21. But underpinning all we will do to make a successful food industry is the development of our manpower. At every level and for very job, we have to help our people not only to achieve what they think is their potential, but to stretch their potential.

22. First, this involves starting young. Applied learning is an important part of this – including hands-on learning in a real world setting.
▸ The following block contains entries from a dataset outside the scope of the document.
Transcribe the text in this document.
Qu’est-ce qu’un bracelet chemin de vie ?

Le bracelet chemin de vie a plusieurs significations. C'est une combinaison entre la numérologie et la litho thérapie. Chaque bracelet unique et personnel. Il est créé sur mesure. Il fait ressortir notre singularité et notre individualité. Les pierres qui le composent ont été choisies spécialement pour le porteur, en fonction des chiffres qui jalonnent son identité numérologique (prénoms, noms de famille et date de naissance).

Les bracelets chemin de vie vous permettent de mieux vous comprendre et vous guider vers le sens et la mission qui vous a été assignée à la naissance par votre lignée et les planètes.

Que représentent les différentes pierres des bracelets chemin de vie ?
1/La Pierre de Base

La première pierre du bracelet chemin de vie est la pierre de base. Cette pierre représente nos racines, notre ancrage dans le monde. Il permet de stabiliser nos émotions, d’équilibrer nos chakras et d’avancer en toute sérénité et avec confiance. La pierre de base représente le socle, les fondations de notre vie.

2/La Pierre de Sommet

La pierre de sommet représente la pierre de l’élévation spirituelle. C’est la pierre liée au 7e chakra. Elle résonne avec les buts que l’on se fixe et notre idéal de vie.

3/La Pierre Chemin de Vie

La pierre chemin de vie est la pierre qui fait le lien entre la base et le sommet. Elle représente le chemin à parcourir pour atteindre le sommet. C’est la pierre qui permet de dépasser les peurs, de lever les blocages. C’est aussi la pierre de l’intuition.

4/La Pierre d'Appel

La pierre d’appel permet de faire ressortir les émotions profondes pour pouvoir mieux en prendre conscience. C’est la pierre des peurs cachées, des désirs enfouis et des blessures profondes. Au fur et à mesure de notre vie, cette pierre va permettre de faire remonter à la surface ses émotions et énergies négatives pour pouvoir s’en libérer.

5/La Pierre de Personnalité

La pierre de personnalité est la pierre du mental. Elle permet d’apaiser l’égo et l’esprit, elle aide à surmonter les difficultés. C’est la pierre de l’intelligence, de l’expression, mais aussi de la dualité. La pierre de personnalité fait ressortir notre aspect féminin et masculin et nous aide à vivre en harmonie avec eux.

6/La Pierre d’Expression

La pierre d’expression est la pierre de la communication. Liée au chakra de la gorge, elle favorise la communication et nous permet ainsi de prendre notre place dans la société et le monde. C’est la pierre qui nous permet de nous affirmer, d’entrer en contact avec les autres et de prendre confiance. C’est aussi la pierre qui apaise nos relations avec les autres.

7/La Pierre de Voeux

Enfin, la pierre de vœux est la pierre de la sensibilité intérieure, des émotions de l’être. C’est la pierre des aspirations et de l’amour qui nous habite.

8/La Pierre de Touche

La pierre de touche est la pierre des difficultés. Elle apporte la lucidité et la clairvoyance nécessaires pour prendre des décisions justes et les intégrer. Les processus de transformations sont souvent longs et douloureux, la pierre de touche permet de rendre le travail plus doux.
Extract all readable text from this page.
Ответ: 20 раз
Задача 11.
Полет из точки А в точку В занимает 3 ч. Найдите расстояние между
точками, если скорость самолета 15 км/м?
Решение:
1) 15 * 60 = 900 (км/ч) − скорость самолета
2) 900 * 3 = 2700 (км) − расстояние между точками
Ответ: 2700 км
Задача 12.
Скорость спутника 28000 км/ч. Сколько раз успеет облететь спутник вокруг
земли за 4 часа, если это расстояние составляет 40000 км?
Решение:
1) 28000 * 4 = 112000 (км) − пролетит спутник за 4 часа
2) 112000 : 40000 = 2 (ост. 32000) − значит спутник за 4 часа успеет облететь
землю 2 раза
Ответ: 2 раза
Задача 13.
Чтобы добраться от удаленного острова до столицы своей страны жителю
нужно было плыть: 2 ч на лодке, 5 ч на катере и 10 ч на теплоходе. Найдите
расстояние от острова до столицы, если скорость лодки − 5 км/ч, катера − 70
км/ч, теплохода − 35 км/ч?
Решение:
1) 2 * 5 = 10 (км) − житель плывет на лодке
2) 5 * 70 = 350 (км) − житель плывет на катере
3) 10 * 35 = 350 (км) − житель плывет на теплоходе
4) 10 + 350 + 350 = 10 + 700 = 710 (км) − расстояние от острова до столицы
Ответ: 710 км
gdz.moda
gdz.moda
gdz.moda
23. In this context, I am glad that BreadTalk is taking the initiative to work with ITE to develop internships for ITE students. I would like to thank Mr George Quek and Associate Professor Tan Khee Giap, who is an independent board member of BreadTalk, for taking this proactive step. It will give ITE students the opportunity to benefit from real-world training at one of Singapore’s most successful home-grown enterprises. They will also have a chance to join the company as BreadTalk is keen on recruiting the interns who perform well and can be a good fit with the company. BreadTalk would gain a new pipeline of potential work-ready recruits who can contribute to their expansion and productivity efforts.

24. Second, manpower development has to be a continuous process. Training and inducting our students into the workforce is only the beginning. We must step-up continuous learning for all our employees through their whole careers, both through on-the-job training and external attachments and courses.

25. This includes giving the employee a pathway to take on larger roles and responsibilities at work. BreadTalk, once more, has done well in this regard. There are quite a few examples, but I thought I should mention William Cheng (41), CEO of the Restaurant Division at BreadTalk. He graduated from Shatec. William joined BreadTalk in 2002, 11 years ago, as a branch manager, was given the chance to be part of the team that worked on the Din Tai Fung franchise, did well and was promoted to GM in 2006. Since 2011 he has been overseeing the Din Tai Fung and RamenPlay brands. These opportunities have benefited William, and benefited BreadTalk.

26. People like William show that whether you are a graduate or non-graduate, there is a pathway to develop yourself, to stretch your potential, and to contribute more. This is also why our efforts to develop our people are not just a matter of economic restructuring and upgrading. They are at the core of what we must do to build a more inclusive society.


27. In conclusion, once again, my warmest congratulations to BreadTalk on the opening of your International Headquarters, including your new central kitchen and bakery. Keep showing the way.


[1] Over the past five years, the food manufacturing sector achieved 11% average growth in total sales and a 14% annual growth in direct exports. Likewise, the food services sector saw 9% average growth in total operating receipts.

[2] MD of Nestle Singapore, and chairman of the board of advisers at the SMF Singapore Innovation and Productivity Institute.